Augsburger Allgemeine (Ausgabe Stadt)
Wilhelm will nicht mehr
Br-intendant hört nächstes Jahr auf
München Selbst Branchenkennern und hochrangigen Mitarbeitern des öffentlich-rechtlichen Rundfunks hat Ulrich Wilhelm in den vergangenen Monaten Rätsel aufgegeben: Will der 59-jährige Chef des Bayerischen Rundfunks bleiben oder nicht? Seit Freitagmittag ist seine Entscheidung öffentlich, der BR berichtete in eigener Sache: Intendant Ulrich Wilhelm stehe für eine weitere, dritte Amtsperiode nicht zur Verfügung.
Wilhelm wurde in der Pressemitteilung mit den Worten zitiert, er habe sich nach „reiflicher Überlegung und intensiver Abwägung der Argumente Pro und Kontra“und „zugegebenermaßen schweren Herzens“zu diesem Schritt entschlossen.
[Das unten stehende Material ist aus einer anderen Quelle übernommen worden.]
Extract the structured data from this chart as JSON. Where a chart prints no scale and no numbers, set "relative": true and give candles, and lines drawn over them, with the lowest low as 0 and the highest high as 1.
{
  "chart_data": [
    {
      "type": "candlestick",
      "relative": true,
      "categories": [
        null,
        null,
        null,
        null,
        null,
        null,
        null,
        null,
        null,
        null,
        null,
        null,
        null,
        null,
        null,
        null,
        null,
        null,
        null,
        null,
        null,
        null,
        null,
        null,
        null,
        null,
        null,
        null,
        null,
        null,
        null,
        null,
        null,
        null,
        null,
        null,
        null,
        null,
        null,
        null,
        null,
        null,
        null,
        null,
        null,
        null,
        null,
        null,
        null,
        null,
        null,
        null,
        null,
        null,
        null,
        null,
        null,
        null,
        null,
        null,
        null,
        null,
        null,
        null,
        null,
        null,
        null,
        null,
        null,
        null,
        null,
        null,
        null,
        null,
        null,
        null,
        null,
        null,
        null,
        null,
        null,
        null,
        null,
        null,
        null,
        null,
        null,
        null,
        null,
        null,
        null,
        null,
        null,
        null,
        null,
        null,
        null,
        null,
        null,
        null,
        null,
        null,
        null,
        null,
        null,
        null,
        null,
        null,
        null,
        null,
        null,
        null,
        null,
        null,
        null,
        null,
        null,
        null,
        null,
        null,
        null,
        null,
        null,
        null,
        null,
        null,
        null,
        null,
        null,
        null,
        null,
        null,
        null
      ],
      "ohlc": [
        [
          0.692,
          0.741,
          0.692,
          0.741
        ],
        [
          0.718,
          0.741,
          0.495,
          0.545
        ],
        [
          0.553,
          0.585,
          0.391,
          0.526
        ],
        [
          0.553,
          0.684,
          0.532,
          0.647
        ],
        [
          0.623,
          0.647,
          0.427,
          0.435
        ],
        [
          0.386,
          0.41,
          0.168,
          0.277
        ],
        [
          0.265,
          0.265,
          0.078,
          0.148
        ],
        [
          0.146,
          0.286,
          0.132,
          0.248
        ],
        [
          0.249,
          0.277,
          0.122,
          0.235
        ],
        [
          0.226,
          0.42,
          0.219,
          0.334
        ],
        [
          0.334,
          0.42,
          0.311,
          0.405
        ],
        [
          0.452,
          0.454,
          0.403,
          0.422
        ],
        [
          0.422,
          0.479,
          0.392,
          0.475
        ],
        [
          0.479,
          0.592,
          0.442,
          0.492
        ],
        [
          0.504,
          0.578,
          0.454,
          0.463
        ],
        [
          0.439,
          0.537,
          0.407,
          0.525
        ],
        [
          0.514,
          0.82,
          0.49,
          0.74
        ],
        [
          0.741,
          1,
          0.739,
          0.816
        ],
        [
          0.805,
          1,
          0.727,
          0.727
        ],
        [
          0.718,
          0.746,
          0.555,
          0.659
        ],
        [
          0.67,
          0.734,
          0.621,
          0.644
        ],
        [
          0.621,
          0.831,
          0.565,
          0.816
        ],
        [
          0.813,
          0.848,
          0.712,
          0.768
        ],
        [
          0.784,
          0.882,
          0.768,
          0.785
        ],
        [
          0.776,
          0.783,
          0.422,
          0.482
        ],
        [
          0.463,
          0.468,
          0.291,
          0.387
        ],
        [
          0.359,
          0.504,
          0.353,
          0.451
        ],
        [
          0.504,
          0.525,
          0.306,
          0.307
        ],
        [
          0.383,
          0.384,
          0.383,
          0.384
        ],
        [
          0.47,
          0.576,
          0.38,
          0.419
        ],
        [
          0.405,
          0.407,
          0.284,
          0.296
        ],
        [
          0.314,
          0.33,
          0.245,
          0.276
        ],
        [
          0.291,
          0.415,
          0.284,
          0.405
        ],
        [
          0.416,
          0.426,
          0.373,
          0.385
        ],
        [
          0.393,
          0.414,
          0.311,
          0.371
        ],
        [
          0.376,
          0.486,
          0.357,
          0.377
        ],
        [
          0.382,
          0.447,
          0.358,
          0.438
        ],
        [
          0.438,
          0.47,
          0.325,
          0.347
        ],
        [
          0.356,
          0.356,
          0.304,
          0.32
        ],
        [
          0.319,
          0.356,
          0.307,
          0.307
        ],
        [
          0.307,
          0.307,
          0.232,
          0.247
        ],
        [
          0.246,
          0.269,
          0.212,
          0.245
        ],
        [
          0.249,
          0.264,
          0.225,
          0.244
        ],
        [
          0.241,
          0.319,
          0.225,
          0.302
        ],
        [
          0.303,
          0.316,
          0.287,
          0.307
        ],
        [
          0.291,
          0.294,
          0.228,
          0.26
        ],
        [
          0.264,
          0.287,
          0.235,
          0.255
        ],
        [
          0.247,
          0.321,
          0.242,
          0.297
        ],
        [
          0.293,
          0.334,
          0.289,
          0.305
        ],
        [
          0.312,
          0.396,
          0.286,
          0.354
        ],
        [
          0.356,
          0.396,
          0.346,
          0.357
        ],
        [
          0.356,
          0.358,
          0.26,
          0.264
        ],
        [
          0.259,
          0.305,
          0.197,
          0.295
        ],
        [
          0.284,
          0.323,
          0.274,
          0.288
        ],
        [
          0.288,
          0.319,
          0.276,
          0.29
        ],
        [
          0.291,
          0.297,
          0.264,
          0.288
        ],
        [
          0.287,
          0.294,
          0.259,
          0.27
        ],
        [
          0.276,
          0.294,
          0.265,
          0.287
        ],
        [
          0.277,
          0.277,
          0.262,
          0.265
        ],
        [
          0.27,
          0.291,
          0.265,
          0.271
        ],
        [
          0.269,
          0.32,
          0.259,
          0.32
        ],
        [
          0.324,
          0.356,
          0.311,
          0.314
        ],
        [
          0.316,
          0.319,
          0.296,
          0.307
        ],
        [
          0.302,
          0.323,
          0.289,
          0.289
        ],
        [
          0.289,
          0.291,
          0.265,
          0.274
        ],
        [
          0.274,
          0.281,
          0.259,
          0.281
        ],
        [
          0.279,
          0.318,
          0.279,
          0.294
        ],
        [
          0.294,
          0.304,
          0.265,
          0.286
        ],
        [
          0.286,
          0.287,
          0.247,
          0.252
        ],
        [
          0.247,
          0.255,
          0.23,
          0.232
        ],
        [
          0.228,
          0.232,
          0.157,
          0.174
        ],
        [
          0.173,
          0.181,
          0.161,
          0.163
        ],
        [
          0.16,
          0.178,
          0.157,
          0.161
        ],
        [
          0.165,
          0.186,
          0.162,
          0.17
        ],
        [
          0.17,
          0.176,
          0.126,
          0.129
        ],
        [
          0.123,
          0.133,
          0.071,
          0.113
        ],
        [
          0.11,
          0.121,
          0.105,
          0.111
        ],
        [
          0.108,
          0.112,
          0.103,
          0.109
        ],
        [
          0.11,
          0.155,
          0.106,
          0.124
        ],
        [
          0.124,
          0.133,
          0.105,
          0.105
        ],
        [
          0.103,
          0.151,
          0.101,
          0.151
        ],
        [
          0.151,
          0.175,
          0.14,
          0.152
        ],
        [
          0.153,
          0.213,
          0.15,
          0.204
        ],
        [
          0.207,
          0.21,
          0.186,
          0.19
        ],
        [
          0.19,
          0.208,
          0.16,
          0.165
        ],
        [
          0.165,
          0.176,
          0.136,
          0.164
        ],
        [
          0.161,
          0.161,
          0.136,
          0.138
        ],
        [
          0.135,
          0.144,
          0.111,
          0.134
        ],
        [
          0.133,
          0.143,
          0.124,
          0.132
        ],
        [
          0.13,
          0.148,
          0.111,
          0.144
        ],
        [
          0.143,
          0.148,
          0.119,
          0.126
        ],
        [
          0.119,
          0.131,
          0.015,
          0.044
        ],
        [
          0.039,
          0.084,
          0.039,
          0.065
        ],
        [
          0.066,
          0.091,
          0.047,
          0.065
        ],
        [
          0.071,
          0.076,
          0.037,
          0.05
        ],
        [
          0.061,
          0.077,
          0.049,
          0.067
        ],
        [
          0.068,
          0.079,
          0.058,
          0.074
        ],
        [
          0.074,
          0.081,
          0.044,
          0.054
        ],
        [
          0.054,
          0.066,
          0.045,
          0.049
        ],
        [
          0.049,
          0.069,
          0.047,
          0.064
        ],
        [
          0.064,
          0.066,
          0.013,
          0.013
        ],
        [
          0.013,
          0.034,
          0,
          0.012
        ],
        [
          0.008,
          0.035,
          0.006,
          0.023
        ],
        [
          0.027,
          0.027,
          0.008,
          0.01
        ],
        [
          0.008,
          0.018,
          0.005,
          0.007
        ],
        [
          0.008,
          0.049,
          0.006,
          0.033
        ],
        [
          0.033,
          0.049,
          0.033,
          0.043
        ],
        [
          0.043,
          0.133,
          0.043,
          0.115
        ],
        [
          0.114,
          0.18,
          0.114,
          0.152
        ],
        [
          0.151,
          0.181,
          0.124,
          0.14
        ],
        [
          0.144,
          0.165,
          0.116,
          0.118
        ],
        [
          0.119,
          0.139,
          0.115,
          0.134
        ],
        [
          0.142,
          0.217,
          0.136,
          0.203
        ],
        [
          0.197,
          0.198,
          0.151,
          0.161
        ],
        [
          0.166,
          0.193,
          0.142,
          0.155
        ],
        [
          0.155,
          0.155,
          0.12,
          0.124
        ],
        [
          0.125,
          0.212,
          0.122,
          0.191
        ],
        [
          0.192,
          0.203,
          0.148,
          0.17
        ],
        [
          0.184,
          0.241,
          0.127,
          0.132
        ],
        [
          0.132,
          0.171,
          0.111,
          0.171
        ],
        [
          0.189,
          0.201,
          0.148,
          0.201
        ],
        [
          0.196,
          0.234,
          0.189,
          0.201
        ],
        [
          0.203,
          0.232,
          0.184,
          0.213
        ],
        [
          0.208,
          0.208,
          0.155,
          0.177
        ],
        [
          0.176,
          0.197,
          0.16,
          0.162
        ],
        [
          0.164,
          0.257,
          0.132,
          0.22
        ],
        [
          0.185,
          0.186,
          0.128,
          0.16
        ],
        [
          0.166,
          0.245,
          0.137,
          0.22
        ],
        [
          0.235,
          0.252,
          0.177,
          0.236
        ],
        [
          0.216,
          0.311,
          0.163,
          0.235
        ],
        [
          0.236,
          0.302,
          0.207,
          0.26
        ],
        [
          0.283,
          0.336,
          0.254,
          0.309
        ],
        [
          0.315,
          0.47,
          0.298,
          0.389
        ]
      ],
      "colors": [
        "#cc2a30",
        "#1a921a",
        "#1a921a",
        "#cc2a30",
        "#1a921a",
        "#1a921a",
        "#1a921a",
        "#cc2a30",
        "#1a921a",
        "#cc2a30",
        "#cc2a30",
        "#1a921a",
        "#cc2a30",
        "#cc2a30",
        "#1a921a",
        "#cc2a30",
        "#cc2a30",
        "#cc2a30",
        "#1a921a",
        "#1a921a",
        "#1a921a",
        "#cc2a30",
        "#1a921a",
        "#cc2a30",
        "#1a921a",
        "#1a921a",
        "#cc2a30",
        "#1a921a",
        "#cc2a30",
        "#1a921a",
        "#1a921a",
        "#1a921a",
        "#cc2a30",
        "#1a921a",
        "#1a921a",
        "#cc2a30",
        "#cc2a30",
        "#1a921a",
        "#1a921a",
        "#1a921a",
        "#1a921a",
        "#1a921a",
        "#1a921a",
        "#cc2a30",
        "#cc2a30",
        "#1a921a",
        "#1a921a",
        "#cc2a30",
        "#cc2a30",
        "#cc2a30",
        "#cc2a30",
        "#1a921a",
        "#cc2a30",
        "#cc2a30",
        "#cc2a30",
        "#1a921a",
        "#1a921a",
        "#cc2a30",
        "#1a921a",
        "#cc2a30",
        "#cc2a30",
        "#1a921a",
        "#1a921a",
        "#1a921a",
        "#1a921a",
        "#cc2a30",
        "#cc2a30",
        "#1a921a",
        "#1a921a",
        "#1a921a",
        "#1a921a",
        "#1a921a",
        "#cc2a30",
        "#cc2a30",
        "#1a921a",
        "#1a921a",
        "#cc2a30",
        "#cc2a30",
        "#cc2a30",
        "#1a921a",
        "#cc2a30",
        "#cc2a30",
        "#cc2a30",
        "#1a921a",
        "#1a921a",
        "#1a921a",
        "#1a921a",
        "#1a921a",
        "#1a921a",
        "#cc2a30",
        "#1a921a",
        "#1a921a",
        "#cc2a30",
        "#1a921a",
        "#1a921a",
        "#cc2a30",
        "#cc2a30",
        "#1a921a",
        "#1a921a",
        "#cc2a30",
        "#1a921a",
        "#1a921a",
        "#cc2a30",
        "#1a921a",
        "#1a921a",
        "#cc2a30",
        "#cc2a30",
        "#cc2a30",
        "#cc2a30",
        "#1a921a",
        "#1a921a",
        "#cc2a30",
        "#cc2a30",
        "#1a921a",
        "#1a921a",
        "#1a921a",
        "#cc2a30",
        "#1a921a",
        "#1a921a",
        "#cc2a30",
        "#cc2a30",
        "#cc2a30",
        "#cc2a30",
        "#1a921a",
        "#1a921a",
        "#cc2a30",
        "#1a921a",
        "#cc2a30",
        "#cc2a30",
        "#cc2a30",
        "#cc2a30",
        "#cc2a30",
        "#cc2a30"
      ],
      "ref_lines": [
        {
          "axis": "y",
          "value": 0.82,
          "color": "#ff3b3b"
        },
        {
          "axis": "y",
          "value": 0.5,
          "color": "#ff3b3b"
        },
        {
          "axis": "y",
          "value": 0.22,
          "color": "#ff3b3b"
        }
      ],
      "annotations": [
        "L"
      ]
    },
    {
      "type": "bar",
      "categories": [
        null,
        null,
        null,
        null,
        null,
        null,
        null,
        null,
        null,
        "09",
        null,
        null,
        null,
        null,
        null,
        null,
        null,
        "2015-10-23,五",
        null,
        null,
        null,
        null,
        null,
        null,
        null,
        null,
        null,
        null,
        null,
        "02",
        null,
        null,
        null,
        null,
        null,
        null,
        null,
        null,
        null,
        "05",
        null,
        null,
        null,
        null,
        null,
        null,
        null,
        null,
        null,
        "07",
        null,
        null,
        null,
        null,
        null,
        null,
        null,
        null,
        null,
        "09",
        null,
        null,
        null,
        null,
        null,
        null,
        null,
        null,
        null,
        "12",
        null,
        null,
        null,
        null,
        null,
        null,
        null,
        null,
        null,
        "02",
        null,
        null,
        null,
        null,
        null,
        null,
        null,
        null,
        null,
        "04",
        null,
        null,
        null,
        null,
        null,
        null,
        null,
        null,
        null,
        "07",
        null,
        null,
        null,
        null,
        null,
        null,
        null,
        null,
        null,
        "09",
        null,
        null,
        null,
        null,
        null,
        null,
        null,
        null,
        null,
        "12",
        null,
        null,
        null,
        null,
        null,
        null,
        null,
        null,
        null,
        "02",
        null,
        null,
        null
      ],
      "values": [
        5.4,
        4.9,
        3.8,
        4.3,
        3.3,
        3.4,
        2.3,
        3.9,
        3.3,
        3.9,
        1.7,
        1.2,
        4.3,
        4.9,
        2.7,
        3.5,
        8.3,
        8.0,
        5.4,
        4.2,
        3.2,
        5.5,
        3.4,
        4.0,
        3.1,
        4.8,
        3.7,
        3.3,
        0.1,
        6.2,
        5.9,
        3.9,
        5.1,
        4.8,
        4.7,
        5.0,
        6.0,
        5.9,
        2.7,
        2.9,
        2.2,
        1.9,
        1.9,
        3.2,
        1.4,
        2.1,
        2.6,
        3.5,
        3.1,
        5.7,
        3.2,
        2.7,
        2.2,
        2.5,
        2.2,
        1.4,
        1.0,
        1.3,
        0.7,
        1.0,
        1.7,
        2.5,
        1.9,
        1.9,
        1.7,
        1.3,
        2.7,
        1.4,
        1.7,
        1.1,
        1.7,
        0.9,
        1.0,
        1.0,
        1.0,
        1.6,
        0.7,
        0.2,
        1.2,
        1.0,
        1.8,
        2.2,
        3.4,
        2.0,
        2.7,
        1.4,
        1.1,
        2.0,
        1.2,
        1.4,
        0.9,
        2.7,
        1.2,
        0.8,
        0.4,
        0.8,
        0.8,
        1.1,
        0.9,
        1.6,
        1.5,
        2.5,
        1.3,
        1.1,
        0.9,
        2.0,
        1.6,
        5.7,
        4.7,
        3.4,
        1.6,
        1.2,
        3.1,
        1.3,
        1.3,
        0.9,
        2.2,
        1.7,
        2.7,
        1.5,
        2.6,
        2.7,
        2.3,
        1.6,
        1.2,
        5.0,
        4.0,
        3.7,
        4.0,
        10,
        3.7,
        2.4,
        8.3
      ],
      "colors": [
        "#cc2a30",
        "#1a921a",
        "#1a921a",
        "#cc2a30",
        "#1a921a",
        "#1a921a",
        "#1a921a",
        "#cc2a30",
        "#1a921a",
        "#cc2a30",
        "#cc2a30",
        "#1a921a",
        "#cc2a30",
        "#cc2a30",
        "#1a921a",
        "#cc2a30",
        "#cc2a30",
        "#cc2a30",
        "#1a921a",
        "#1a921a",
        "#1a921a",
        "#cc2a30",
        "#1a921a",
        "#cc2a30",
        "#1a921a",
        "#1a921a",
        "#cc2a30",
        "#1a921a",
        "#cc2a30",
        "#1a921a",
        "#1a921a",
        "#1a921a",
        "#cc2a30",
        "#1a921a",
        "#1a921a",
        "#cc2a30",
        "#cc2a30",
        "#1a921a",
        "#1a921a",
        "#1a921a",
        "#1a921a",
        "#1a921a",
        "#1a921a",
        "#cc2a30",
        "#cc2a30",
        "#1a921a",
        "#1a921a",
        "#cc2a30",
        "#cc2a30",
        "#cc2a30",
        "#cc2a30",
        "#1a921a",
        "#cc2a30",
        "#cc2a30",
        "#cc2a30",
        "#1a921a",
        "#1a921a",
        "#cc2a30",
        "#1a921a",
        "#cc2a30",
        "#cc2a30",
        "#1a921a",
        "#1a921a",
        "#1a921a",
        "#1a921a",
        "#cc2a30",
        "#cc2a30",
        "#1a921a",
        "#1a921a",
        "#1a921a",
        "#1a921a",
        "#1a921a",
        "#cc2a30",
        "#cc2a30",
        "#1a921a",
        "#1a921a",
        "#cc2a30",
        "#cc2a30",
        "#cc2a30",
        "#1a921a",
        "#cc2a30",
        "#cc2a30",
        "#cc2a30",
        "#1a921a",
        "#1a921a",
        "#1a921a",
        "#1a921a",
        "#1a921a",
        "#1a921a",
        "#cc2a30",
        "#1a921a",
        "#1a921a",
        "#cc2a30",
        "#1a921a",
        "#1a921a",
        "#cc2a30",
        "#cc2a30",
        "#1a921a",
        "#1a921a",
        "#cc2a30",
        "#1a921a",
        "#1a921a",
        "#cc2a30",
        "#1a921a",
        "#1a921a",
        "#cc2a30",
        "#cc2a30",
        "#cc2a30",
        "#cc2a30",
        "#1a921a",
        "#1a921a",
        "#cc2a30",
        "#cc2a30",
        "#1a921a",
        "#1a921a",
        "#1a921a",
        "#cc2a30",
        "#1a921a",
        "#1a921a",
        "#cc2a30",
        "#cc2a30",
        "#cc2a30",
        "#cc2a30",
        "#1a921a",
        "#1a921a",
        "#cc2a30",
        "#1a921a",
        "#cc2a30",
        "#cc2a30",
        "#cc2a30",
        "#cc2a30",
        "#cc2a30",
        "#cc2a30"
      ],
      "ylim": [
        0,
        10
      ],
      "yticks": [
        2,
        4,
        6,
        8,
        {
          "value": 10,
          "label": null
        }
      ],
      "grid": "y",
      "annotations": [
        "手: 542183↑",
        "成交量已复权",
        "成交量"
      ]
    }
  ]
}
Zehn Jahre voller spannender Herausforderungen seien eine gute Zeit. Wilhelm betonte besonders, dass er die Transformation des BR zu einem trimedialen Medienhaus mitgestalten habe dürfen. Trimediales Arbeiten bedeutet, dass die früher getrennten Bereiche Fernsehen, Radio und Online zunehmend verschmelzen.
Was diese Umstrukturierung angeht, galt Wilhelm Ard-intern als einer der Vorreiter. Was er ebenfalls in den letzten Jahren kräftig vorantrieb, war seine Idee einer europäischen Plattform für Medien und Kultur – als Gegengewicht zu Facebook, Google oder Youtube. In den Internetgiganten sah er die schärfsten Konkurrenten für die beitragsfinanzierten Sender ARD, ZDF und Deutschlandradio. Es blieb allerdings bei seiner Vision. Bereits spekuliert wird, dass er sein Herzensprojekt auf Ebene der EU weiterverfolgen könnte – in welcher Funktion auch immer. Mit den Mechanismen der Politik jedenfalls kennt sich der ehemalige Regierungssprecher von Kanzlerin Angela Merkel aus.
Seine Nachfolgerin oder sein Nachfolger könnten im Oktober auf der Herbstsitzung des Br-rundfunkrats gewählt werden. Ulrich Wilhelm will nach eigenen Angaben im Februar 2021 sein „Haus“übergeben.